SD43 cuts energy use but pays a price
School District 43's green initiatives have resulted in a 20% reduction in carbon emissions but the effort hasn't come without a cost.
The cash-strapped district has shelled out more than $1 million to Pacific Carbon Trust in offsets for its electricity, natural gas, paper and fleet vehicle emissions — approximately $754,000 more than it has received in provincial grants to make schools more energy efficient.
SD43's energy and sustainability principal, Dave Sands, said the dollars don't necessarily add up but the district should take pride in its accomplishments because behavioural changes have made a difference in reducing the district's carbon footprint.

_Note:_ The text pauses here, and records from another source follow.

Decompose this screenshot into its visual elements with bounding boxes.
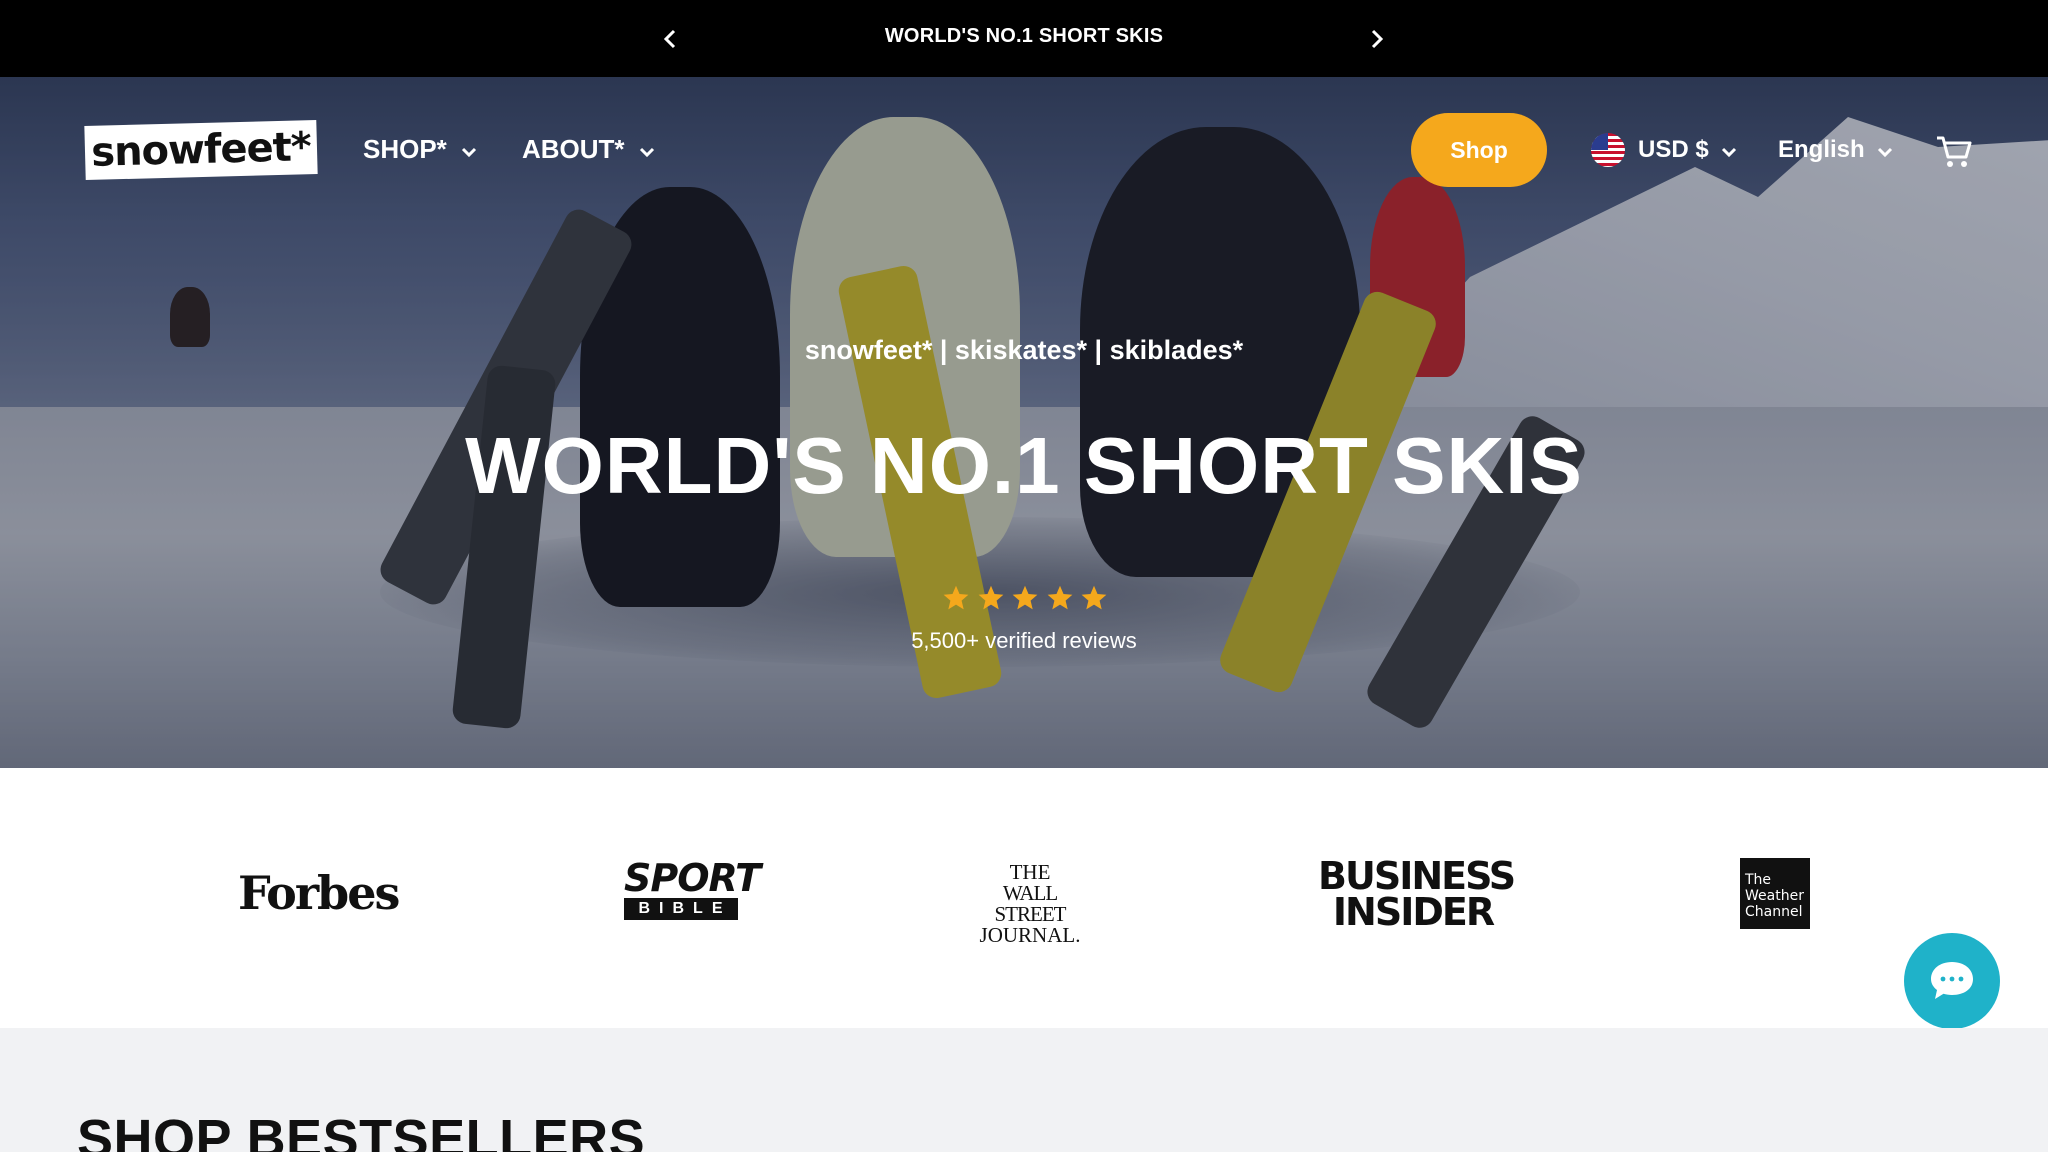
bestsellers-heading: SHOP BESTSELLERS xyxy=(77,1109,646,1152)
bi-line1: BUSINESS xyxy=(1318,854,1516,898)
star-icon xyxy=(978,585,1003,610)
bi-line2: INSIDER xyxy=(1332,890,1495,934)
twc-line2: Weather xyxy=(1745,888,1804,904)
shop-button[interactable]: Shop xyxy=(1411,113,1547,187)
us-flag-icon xyxy=(1591,133,1625,167)
chevron-down-icon xyxy=(1721,147,1736,158)
hero-title: WORLD'S NO.1 SHORT SKIS xyxy=(465,421,1583,510)
business-insider-logo: BUSINESS INSIDER xyxy=(1318,854,1516,934)
sport-bible-line1: SPORT xyxy=(624,856,761,900)
chat-button[interactable] xyxy=(1904,933,2000,1029)
cart-icon xyxy=(1937,136,1972,167)
language-selector[interactable]: English xyxy=(1778,131,1893,169)
star-icon xyxy=(1047,585,1072,610)
cart-button[interactable] xyxy=(1934,131,1974,171)
wall-street-journal-logo: THE WALL STREET JOURNAL. xyxy=(970,862,1090,946)
wsj-line2: WALL STREET xyxy=(994,881,1067,926)
star-icon xyxy=(1012,585,1038,610)
previous-announcement-button[interactable] xyxy=(653,22,687,56)
hero-subtitle: snowfeet* | skiskates* | skiblades* xyxy=(804,335,1244,365)
twc-line1: The xyxy=(1745,872,1772,888)
currency-selector[interactable]: USD $ xyxy=(1591,131,1737,169)
sport-bible-logo: SPORT BIBLE xyxy=(624,856,761,926)
star-icon xyxy=(1081,585,1107,610)
nav-about-menu[interactable]: ABOUT* xyxy=(522,131,655,167)
bestsellers-section: SHOP BESTSELLERS xyxy=(0,1028,2048,1152)
currency-label: USD $ xyxy=(1638,136,1709,163)
chevron-down-icon xyxy=(1877,147,1892,158)
twc-line3: Channel xyxy=(1745,904,1803,920)
logo-text: snowfeet* xyxy=(90,124,312,176)
reviews-count: 5,500+ verified reviews xyxy=(911,628,1137,653)
chat-bubble-icon xyxy=(1931,962,1973,999)
announcement-text: WORLD'S NO.1 SHORT SKIS xyxy=(884,25,1164,47)
nav-shop-menu[interactable]: SHOP* xyxy=(363,131,477,167)
rating-stars xyxy=(942,584,1108,616)
chevron-right-icon xyxy=(1371,29,1384,49)
weather-channel-logo: The Weather Channel xyxy=(1740,858,1810,929)
nav-shop-label: SHOP* xyxy=(363,133,447,164)
sport-bible-line2: BIBLE xyxy=(624,898,738,920)
wsj-line1: THE xyxy=(1009,860,1051,884)
announcement-bar: WORLD'S NO.1 SHORT SKIS xyxy=(0,0,2048,77)
snowfeet-logo[interactable]: snowfeet* xyxy=(84,119,318,181)
chevron-left-icon xyxy=(663,29,676,49)
chevron-down-icon xyxy=(461,147,476,158)
wsj-line3: JOURNAL. xyxy=(979,923,1081,947)
star-icon xyxy=(943,585,969,610)
nav-about-label: ABOUT* xyxy=(522,133,625,164)
chevron-down-icon xyxy=(639,147,654,158)
forbes-logo: Forbes xyxy=(238,866,400,920)
language-label: English xyxy=(1778,136,1865,163)
next-announcement-button[interactable] xyxy=(1360,22,1394,56)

In 2010, when the district began to keep track of emissions in accordance with provincial carbon neutral requirements, it spent $290,025 for 11,6490 tonnes of C02e emissions.
This year, the district's CO2e emissions were 9,329 tonnes and it paid out $239,950 to the Pacific Carbon Trust.
"It comes with a cost," Sands told trustees at Tuesday's board of education, "but the great thing is there is significant improvement."
Trustees weren't convinced, however, that paying carbon offset money is helping students in the classroom and opted to send a letter of complaint to the government and local MLAs.
"We want that money to go to education," Port Moody Trustee Keith Watkins said.
The lobbying effort comes as the province moves to make changes to its carbon neutral program. Sands said information about the transition hasn't yet been communicated to districts.
Meanwhile, Sands lauded district efforts to pare down electricity, fuel and paper use by changing behaviour and installing more energy efficient lighting and heating systems.
He said the district is planning further changes to cut down on paper consumption by reducing the number of photocopiers, buying more efficient ones and tracking their use.
The change is necessary, according to superintendent Tom Grant, because the district now uses so much paper that, if the a year's worth of packages were lined up end to end, they would stretch 13.9 km, equivalent to the distance from the board office on Poirier Street in Coquitlam to Coquitlam Centre mall — and back.